元騎手という視点から最新競馬ニュースを大胆解説。愛する競馬を良くするために、時には厳しく物申させていただきます。週末重賞の見所と注目馬もピックアップ!
ゴドルフィンブルー
2018/3/28(水)
皆様、こんにちは!街中では桜が咲き始めました。咲く前はまだかまだかと思っていましたが、薄く淡いピンクの花びらが、晴れ上がる青空のキャンパスに浮かび上がる。この季節の、この景色が大好きなんですよね。特に栗東トレーニングセンターに通じるシンザン像がある坂があるのですが、そこの坂に咲く桜とシンザン像のコラボはこれまた綺麗な春の風物詩となっています。しかし、競馬界の桜の女王を決める戦いは、もう少し後。果たして、そこまで桜が残っているのか。咲く前は早く咲かないかなと楽しみになり、咲けば咲いたで桜花賞まで大丈夫か!?と毎年、心配させてくれる桜です(笑)。
それでは競馬の話に参りましょう。日曜日に中京競馬場で行われたのは高松宮記念でした。咲き誇る桜のピンクと綺麗な勝利のコラボレーションをしたのは川田君騎乗のファインニードルでしたね。戦前より芝が長く見え、金曜日に振った雨の影響からか馬場も柔らかく映りましたね。こうなればタイムがかかってくるレース+前残りになるだけに、この馬だろうなと戦前に思っていましたが、その通りの結果となりました。2着にはレッツゴードンキが入りまし。スプリントG1、3度目のゴール目前での負けということで非常に悔しい内容でした。ダートを走ってみたりと色々と試す中で、見出したスプリント路線。次こそは!という思いを持ち、リベンジしてほしいと思います。

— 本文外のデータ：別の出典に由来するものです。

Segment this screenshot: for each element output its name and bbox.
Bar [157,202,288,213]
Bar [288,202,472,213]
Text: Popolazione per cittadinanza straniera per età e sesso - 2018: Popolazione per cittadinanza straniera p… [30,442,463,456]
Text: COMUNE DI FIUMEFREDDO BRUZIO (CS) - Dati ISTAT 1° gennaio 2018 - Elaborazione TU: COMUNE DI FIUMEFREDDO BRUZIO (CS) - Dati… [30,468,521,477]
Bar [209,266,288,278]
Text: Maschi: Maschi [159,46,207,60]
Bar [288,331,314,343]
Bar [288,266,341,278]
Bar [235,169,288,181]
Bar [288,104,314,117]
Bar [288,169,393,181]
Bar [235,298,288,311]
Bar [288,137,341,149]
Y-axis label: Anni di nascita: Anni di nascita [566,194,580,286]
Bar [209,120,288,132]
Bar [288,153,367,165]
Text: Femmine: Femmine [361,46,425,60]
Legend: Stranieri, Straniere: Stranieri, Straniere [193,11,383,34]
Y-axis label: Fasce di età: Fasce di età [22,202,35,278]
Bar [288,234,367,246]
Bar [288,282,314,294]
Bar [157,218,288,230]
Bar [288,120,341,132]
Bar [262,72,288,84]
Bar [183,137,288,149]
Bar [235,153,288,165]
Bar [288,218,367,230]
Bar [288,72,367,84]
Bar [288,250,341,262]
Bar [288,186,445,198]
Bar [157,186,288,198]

1番人気に選ばれたレッドファルクスですが、スタート後から追走するために鞍上が押すも反応せずにポジションが取れないため、内から外から前に入られることに。こうなるとスプリントG1を戦うためには、厳しいですね。その展開から更に前残りの馬場ということも重なり、これはもダメだと向正面で感じました。今回、勝利した馬とレッドファルクスの2頭の違いは、私は前哨戦にあると思います。
新王者ファインニードルの前走は地元のスプリント戦、その上、余裕残しの馬体のまま勝ち切りました。負けたレッドファルクスは遠征競馬で、距離は1400m。その上で控える競馬からの大外一気。馬は賢い生き物です。距離やレースの仕方は一回ずつ変わり、乗る人の影響を受けやすいです。そういう意味でファルクスの前哨戦は、歳がいってきた馬に対して、1200mの競馬に向けての準備だったとは言えなかったと思います。前哨戦から完璧なレース選択と体を作ってきたファインニードル陣営の見事な勝利だったと思います。鮮やかなゴドルフィンブルーに変わり早速結果が出たことで、更なる高みに到達しそうな気がします。関係者の皆様、本当におめでとうございました!
今週もG1が続きます。阪神競馬場では第2回大阪杯が行われます。絶対王者キタサンブラックの引退に伴い、新たな王者の誕生に心躍ります。まずはグランプリホース、サトノダイヤモンドの復活に注目しています。前走は久しぶりのレースにも関わらず、最後は流しての3着。しかし、流しながらでも伸びていた脚を見ると、今度こそは完全復活か?と思わされます。その他にもアルアインとペルシアンナイトといった池江厩舎のG1馬がどのようなレースをするのか非常に楽しみです。
それに待ったをかけたいのは、前走で少しズルくなったところを見せたスワーヴリチャード。右回りでは結果が出ていませんが、ここでも上位食い込みを見せてくれるだろうと思っています。関東からはウインブライトにミッキースワローもいますし、年を越して成長してきたトリオンフやダンビュライトもいます。強豪が集まり、どの馬にも難しいレースになると思います。勝利を決めるのは、一瞬の閃きと準備の万全さだと思います。レース後には皆様が笑顔で「おおきに!」と言って帰ることを期待しています。
プロフィール
松田 幸春 - Yukiharu Matsuda
北海道生まれ(出身地は京都)。1969年騎手デビュー。通算成績は3908戦377勝で、その中にはディアマンテ(エリザベス女王杯)、リニアクイン(オークス)、ミヤマポピー(エリザベス女王杯)など伝説の名馬の勝利も含まれる。1987年にアイルランドの研修生として日本人騎手では始めて海外の騎乗を経験しており、知る人ぞ知る国際派のパイオニア。1992年2月の引退後は調教助手に転じ、解散まで伊藤修司厩舎の屋台骨を支え、その後は鮫島一歩厩舎で幾多の名馬を育て上げた。時代を渡り歩いた関西競馬界の証人であり、アドバイスを求めに来る後輩は後を絶たない。